The last several months have been tough on many families with infants and toddlers. By this time of year, the average infant or toddler who attends preschool or child care (or has an older sibling who does) has likely had between six and twelve respiratory infections since the fall.
Respiratory infections can vary from mild cold viruses and ear infections to throat infections, croup, and lung infections. Studies consistently show that young children who are around other young children average two respiratory infections per month during cold and flu season. With slight variations from year to year, cold and flu season in Richmond typically lasts from sometime in September through March or early April. When factoring that each new infection can last upwards of ten to fourteen days in young children, this adds up to somewhere between twenty and twenty-eight days of symptoms every month, for roughly half the year. Parents are not far off when they say it seems like their child is sick all the time.

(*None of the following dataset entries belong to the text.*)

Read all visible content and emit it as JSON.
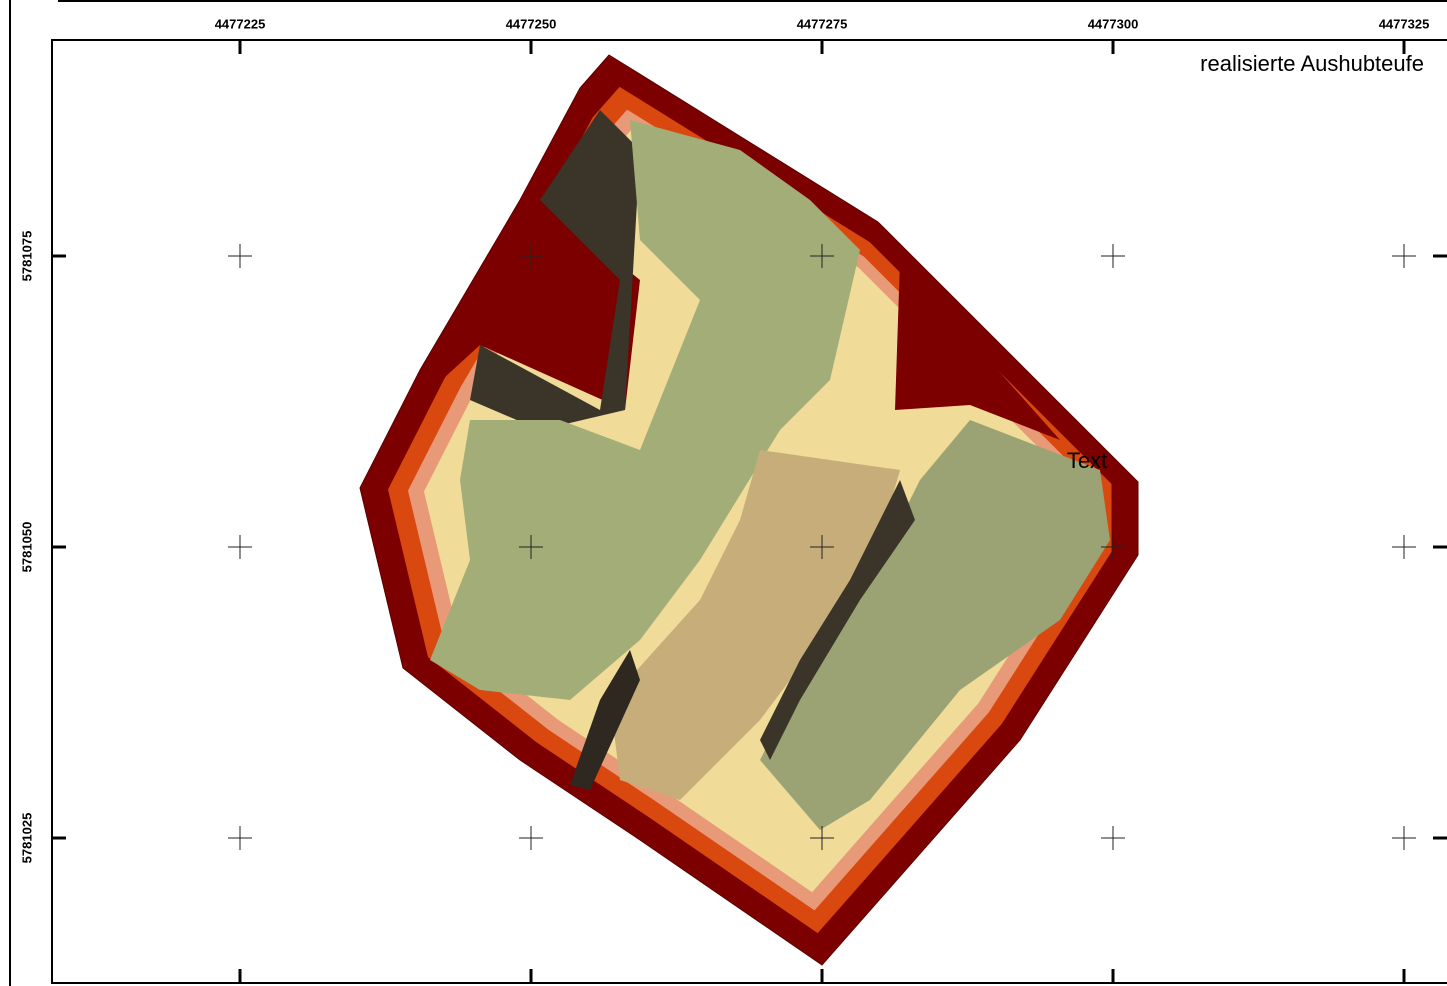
{
  "map": {
    "title": "realisierte Aushubteufe",
    "annotation": "Text",
    "x_ticks": [
      4477225,
      4477250,
      4477275,
      4477300,
      4477325
    ],
    "y_ticks": [
      5781075,
      5781050,
      5781025
    ]
  }
}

These statistics are not meant to scare parents but rather frame their expectations for what has undoubtedly been a long six months. Clichés like “it’s just another cold” and “it helps build immunity” provide little consolation when you are a parent of an infant or toddler who’s struggling to breathe through their nose due to perpetual congestion or wakes up coughing most nights due to the constant post-nasal drip that is amplified when they lay down. During the winter, exhausted parents spend a lot of time at the pediatrician’s office. They just want their child to be well, to make it an entire week without having to pick up their child early due to illness, and to remember what it feels like to get a few nights of good sleep in a row. Amidst all of this, parents cannot help but wonder: Is there something wrong with my child’s immune system? How many infections is too many?

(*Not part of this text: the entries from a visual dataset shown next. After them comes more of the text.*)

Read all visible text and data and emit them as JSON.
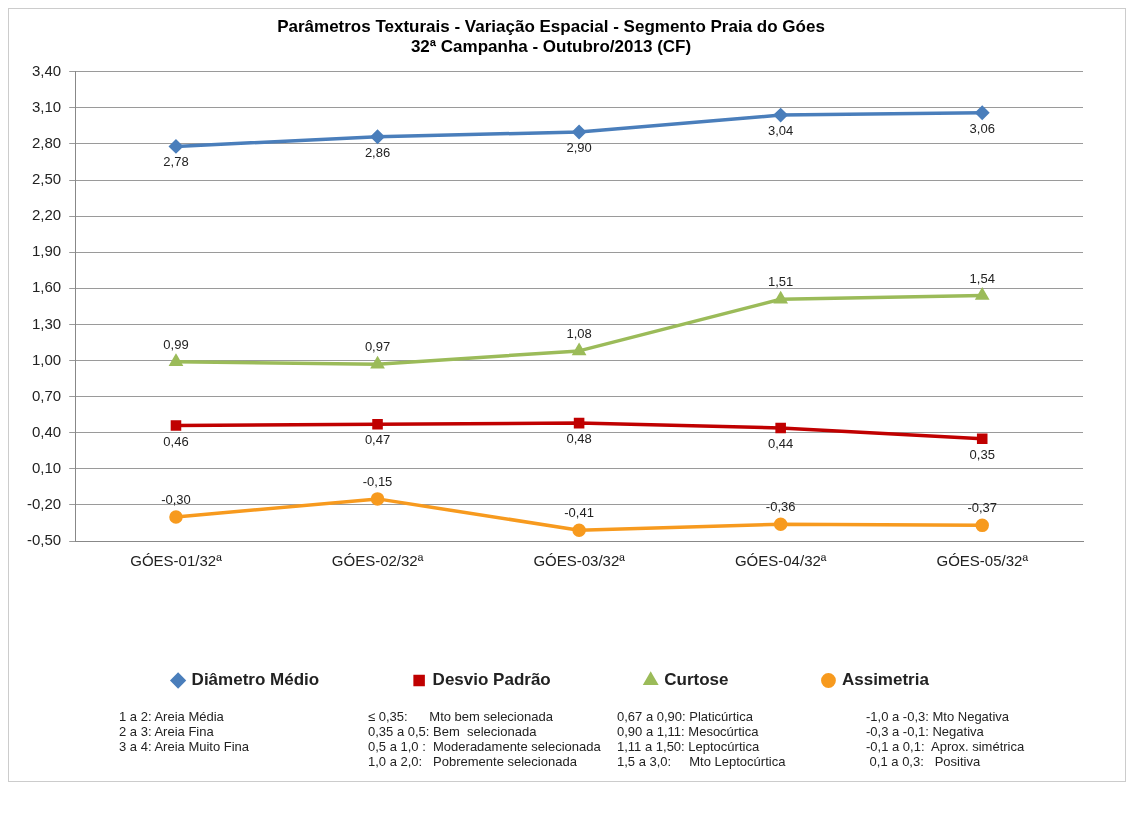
{
  "chart_data": {
    "type": "line",
    "title": "Parâmetros Texturais - Variação Espacial - Segmento Praia do Góes\n32ª Campanha - Outubro/2013 (CF)",
    "categories": [
      "GÓES-01/32ª",
      "GÓES-02/32ª",
      "GÓES-03/32ª",
      "GÓES-04/32ª",
      "GÓES-05/32ª"
    ],
    "series": [
      {
        "name": "Diâmetro Médio",
        "color": "#4a7ebb",
        "marker": "diamond",
        "values": [
          2.78,
          2.86,
          2.9,
          3.04,
          3.06
        ],
        "value_labels": [
          "2,78",
          "2,86",
          "2,90",
          "3,04",
          "3,06"
        ]
      },
      {
        "name": "Desvio Padrão",
        "color": "#c00000",
        "marker": "square",
        "values": [
          0.46,
          0.47,
          0.48,
          0.44,
          0.35
        ],
        "value_labels": [
          "0,46",
          "0,47",
          "0,48",
          "0,44",
          "0,35"
        ]
      },
      {
        "name": "Curtose",
        "color": "#9bbb59",
        "marker": "triangle",
        "values": [
          0.99,
          0.97,
          1.08,
          1.51,
          1.54
        ],
        "value_labels": [
          "0,99",
          "0,97",
          "1,08",
          "1,51",
          "1,54"
        ]
      },
      {
        "name": "Assimetria",
        "color": "#f79a1e",
        "marker": "circle",
        "values": [
          -0.3,
          -0.15,
          -0.41,
          -0.36,
          -0.37
        ],
        "value_labels": [
          "-0,30",
          "-0,15",
          "-0,41",
          "-0,36",
          "-0,37"
        ]
      }
    ],
    "ylim": [
      -0.5,
      3.4
    ],
    "yticks": [
      {
        "value": -0.5,
        "label": "-0,50"
      },
      {
        "value": -0.2,
        "label": "-0,20"
      },
      {
        "value": 0.1,
        "label": "0,10"
      },
      {
        "value": 0.4,
        "label": "0,40"
      },
      {
        "value": 0.7,
        "label": "0,70"
      },
      {
        "value": 1.0,
        "label": "1,00"
      },
      {
        "value": 1.3,
        "label": "1,30"
      },
      {
        "value": 1.6,
        "label": "1,60"
      },
      {
        "value": 1.9,
        "label": "1,90"
      },
      {
        "value": 2.2,
        "label": "2,20"
      },
      {
        "value": 2.5,
        "label": "2,50"
      },
      {
        "value": 2.8,
        "label": "2,80"
      },
      {
        "value": 3.1,
        "label": "3,10"
      },
      {
        "value": 3.4,
        "label": "3,40"
      }
    ],
    "grid": "y",
    "legend": "bottom",
    "annotations": [
      "1 a 2: Areia Média\n2 a 3: Areia Fina\n3 a 4: Areia Muito Fina",
      "≤ 0,35:      Mto bem selecionada\n0,35 a 0,5: Bem  selecionada\n0,5 a 1,0 :  Moderadamente selecionada\n1,0 a 2,0:   Pobremente selecionada",
      "0,67 a 0,90: Platicúrtica\n0,90 a 1,11: Mesocúrtica\n1,11 a 1,50: Leptocúrtica\n1,5 a 3,0:     Mto Leptocúrtica",
      "-1,0 a -0,3: Mto Negativa\n-0,3 a -0,1: Negativa\n-0,1 a 0,1:  Aprox. simétrica\n 0,1 a 0,3:   Positiva"
    ]
  }
}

How Baby’s Immune System Works
It may be helpful to understand how the immune system develops in the first two to three years of life. In the early days and weeks, an infant’s immune system is relatively weak. To fight infections, young infants rely on antibodies that were transferred through the placenta before birth, antibodies transferred in breast milk, and through herd immunity of their loved ones whose own immune systems have developed strength through fighting germs and receiving vaccinations. As early as six weeks (though more commonly at the two-month checkup), infants receive their first series of vaccinations against respiratory germs. These vaccines stimulate infant immune systems to develop protection against some of the most serious respiratory germs – ones that cause life-threatening infections like whooping cough and meningitis. Now primed, their young immune systems begin to do a better job fighting common, everyday infections like cold viruses. This is reassuring because as the child ages and begins interacting with other young children, there is no shortage of germ exposure. With stimulation from each new infection and each dose of vaccine, the immune system develops greater memory and gets stronger. Then, when the germs appear in the future, the immune system can recognize this more quickly and fight the infection more effectively and efficiently.
With this in mind, how many respiratory infections are too many? Perhaps, this question oversimplifies a complex issue. More appropriate would be one of the following: 1) How do we know when a child has been sick more frequently or persistently than expected based on age, time of year, and germ exposure? or 2) How do we know when a child’s immune system is responding appropriately to infections?
In addition to persistent respiratory symptoms, pediatricians are monitoring those infants and toddlers who are not growing well, who require hospitalization and IV antibiotics to clear a bacterial infection, who have taken two or more cumulative months of oral antibiotics with little effect, who have non-healing wounds or chronic diarrhea, or who have a family history of immunodeficiency (i.e. weakened immune system). If one or more of these conditions apply to your child, contact your pediatrician to discuss whether bloodwork might be helpful to assess your child’s immune system. If none of these conditions apply to your child, their immune system is likely working the way it is supposed to – it just needs more time and experience.